In [1]:
import pandas as pd
import numpy as np

train = pd.read_csv('/Users/bdlab/Desktop/sparse-matrix-multiplication/scenario-extraction/d-optimal/d-optimal-of-spmm/train-test-csv/1164-train-from-1293-spmm-over-3s-and-add-feature.csv')
test = pd.read_csv('/Users/bdlab/Desktop/sparse-matrix-multiplication/scenario-extraction/d-optimal/d-optimal-of-spmm/train-test-csv/129-test-from-1293-spmm-over-3s-and-add-feature.csv')

In [2]:
# Train + Valid
X_train = train[['lr','lc','rc','ld','rd','lnnz','rnnz','lr*lc','lc*rc','lr*rc','lr*lc*rc','ld*rd','lr*rc*ld*rd','lr*lc*rc*ld*rd']] 
y_train = train['bz_smsm']

# Test
X_test = test[['lr','lc','rc','ld','rd','lnnz','rnnz','lr*lc','lc*rc','lr*rc','lr*lc*rc','ld*rd','lr*rc*ld*rd','lr*lc*rc*ld*rd']] 
y_test = test['bz_smsm']

In [3]:
from sklearn.metrics import r2_score, mean_squared_error

# Metric
def mean_absolute_percentage_error(y_test, y_pred):
    y_test, y_pred = np.array(y_test), np.array(y_pred)
    return np.mean(np.abs((y_test - y_pred) / y_test)) * 100

def custom_scoring(real, pred):
    rmse = np.sqrt(mean_squared_error(real, pred))
    r2 = r2_score(real, pred)
    mape = mean_absolute_percentage_error(real, pred)
    return mape

In [4]:
import xgboost as xgb
from sklearn.model_selection import cross_val_score
from sklearn.model_selection import KFold
from sklearn.metrics import make_scorer

# 탐색 대상 함수 (XGBRegressor)
def XGB(
max_depth,
learning_rate, 
n_estimators, 
#min_child_weight, 
subsample,
_lambda,
#gamma ,
colsample_bytree, 
#_alpha,
silent=True, 
n_jobs=-1):
    
    # 모델 정의
    model = xgb.XGBRegressor( 
objective = 'reg:squarederror',
max_depth=int(max_depth),
learning_rate=learning_rate,
n_estimators=int(n_estimators),
#min_child_weight=min_child_weight,
subsample=subsample,
reg_lambda=_lambda,        
#gamma=gamma,
colsample_bytree=colsample_bytree, 
#reg_alpha=_alpha
n_jobs=n_jobs        
                              )
    
    # bayesian optimization을 통해 파라미터를 받아
    # Train을 Train + Validation으로 나눠 cross-validation 성능 확인
    kfold = KFold(n_splits=5, shuffle = True, random_state=0)
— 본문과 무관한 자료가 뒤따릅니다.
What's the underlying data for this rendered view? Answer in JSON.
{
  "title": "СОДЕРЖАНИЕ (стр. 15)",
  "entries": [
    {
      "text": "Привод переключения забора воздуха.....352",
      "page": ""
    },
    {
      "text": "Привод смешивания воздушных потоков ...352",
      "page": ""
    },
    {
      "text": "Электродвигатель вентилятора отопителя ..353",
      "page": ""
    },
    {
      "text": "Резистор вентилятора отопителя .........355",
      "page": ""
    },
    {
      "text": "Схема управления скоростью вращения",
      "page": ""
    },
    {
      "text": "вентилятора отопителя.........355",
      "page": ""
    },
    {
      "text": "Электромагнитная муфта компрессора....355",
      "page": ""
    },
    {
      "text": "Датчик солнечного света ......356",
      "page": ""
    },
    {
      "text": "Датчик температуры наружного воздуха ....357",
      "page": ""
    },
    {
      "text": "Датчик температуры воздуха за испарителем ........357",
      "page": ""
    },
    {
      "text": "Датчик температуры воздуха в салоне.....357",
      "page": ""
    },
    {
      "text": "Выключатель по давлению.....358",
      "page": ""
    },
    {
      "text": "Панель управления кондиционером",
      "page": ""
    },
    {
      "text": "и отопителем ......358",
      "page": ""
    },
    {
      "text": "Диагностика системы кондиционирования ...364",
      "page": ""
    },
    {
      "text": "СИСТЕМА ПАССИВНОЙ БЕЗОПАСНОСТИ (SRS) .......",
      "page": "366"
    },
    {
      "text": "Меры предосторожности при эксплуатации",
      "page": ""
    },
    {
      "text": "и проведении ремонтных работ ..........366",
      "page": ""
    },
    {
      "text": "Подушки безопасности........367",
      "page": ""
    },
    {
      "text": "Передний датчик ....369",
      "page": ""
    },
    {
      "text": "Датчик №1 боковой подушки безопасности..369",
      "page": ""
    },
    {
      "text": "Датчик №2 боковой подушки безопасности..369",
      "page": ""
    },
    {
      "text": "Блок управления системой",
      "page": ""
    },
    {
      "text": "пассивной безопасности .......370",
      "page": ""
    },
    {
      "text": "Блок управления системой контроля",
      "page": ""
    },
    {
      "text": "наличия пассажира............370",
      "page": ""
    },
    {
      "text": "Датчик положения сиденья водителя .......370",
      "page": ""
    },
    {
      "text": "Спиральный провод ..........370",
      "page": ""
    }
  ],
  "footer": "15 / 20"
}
    # cross-validation 평균 성능 성능 확인
    score = cross_val_score(model,
                            X_train, 
                            y_train, 
                            cv=kfold,
                            scoring=make_scorer(custom_scoring,greater_is_better=False),
                            n_jobs=-1
                           ).mean()
    
    return score

In [5]:
from bayes_opt import BayesianOptimization

# 하이퍼파라미터 정의
pbounds = {
'max_depth': (15, 23), 
'learning_rate': (0.01, 0.3),
'n_estimators': (50, 150),
#'min_child_weight': (0.1, 1),
'subsample': (0.5, 1), 
'_lambda' : (0.1,1),    
#'gamma': (0, 0.3),     
'colsample_bytree' :(0.5, 1)
#'_alpha' : (0,1)           
                      }

# Bayesian optimization 객체 생성
bo=BayesianOptimization(f=XGB, pbounds=pbounds, verbose=2, random_state=1 )    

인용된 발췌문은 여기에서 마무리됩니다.